From 1989 to 1990, he worked at the Zaporizhzhia-based "Motorobudivnyk" company. He later worked at Motor Sich from 2002 to 2008 as head of the mechanical workshop's production and dispatch bureau. He became deputy head of the mechanical workshop in 2008, and remained in that position for one year.

== Political career ==
In the 2015 Ukrainian local elections, Kasai was an unsuccessful candidate for the Zaporizhzhia City Council as a member of New Politics. At the time of the election, he was an independent.

Kasai was a candidate in the 2019 Ukrainian parliamentary election, this time as a candidate for People's Deputy of Ukraine in Ukraine's 74th electoral district. He was the candidate of Servant of the People, though he remained an independent.

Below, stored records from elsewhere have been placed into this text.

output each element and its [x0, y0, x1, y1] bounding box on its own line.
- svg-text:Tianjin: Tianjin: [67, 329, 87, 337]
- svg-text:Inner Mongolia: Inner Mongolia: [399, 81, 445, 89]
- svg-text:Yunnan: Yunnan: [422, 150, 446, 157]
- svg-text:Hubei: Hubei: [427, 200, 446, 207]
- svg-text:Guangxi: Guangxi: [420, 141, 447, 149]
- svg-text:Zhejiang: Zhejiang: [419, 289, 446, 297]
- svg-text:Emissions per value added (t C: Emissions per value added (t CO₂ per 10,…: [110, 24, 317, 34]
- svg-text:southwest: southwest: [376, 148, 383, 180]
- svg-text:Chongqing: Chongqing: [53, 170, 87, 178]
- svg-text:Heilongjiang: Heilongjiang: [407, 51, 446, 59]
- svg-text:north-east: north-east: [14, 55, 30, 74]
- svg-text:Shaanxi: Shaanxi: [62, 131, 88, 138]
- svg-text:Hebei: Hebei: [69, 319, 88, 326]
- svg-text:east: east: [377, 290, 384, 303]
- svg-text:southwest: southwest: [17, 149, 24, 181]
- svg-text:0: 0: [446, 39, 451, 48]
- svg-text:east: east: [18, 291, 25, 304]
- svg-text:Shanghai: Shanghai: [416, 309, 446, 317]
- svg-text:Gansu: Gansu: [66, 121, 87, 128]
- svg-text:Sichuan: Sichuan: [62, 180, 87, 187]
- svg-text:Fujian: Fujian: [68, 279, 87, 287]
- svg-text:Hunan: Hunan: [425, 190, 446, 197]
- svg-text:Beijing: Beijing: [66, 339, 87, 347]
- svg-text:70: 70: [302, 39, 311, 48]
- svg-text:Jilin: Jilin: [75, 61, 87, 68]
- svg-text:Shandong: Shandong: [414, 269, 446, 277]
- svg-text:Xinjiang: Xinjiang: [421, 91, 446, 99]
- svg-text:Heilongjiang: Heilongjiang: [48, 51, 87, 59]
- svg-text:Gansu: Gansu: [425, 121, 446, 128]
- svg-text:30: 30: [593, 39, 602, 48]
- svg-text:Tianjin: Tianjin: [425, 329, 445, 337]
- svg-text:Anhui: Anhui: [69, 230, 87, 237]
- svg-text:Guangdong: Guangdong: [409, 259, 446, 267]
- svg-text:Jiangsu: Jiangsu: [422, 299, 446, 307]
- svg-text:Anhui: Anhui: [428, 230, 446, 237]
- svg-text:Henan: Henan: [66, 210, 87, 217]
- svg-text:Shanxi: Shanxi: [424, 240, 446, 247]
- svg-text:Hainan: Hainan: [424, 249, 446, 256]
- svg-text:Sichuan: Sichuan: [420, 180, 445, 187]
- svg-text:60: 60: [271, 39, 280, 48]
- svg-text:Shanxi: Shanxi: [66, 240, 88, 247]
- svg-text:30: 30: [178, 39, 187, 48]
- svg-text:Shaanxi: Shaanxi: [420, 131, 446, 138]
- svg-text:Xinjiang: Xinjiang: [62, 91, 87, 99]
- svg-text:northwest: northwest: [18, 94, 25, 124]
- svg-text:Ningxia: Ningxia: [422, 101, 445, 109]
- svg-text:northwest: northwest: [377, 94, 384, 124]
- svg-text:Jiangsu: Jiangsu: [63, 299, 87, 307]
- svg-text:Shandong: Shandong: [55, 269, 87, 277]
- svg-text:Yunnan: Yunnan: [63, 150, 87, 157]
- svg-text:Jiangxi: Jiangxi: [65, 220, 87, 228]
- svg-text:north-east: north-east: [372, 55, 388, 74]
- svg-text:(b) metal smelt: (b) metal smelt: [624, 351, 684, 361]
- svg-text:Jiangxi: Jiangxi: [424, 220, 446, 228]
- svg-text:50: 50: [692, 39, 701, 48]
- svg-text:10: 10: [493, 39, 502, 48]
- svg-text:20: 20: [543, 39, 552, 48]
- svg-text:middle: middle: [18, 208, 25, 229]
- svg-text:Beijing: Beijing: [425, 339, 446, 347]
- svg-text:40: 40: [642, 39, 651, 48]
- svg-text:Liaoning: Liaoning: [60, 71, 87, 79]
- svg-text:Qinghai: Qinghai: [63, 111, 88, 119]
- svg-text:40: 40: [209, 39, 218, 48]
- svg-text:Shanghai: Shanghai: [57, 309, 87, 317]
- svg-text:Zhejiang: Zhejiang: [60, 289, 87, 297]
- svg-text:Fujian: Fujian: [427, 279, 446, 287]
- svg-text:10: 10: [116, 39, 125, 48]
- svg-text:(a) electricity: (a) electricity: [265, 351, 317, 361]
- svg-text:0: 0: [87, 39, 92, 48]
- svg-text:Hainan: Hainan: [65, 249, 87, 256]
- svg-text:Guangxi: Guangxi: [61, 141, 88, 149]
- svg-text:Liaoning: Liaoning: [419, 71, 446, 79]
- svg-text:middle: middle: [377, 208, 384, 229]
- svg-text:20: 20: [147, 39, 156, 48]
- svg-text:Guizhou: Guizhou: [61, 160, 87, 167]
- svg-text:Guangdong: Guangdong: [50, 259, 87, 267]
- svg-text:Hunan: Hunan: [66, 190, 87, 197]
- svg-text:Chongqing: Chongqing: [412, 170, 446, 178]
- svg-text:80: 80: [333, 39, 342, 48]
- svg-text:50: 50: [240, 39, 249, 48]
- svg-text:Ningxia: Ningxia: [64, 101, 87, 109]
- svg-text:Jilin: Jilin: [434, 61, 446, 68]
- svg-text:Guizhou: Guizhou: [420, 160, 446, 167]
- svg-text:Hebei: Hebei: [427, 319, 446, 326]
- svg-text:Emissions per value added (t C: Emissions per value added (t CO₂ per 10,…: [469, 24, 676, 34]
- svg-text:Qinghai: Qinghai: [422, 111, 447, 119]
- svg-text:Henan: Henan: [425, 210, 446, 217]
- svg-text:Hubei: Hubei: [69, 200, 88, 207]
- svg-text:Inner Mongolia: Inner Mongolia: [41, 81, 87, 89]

This time, he was successfully elected, defeating the next-closest candidate, Ihor Chumachenko of Opposition Bloc with 43.96% of the vote to Chumachenko's 12.63%.

In the Verkhovna Rada (national parliament of Ukraine), Kasai joined the Servant of the People faction, as well as the Verkhovna Rada Committee on National Security, Defence, and Intelligence. His 2022 vote in support of urban planning reform was criticised by anti-corruption non-governmental organisation Chesno, which described the reforms as being in favour of developers in terms of reconstruction following the 2022 Russian invasion of Ukraine.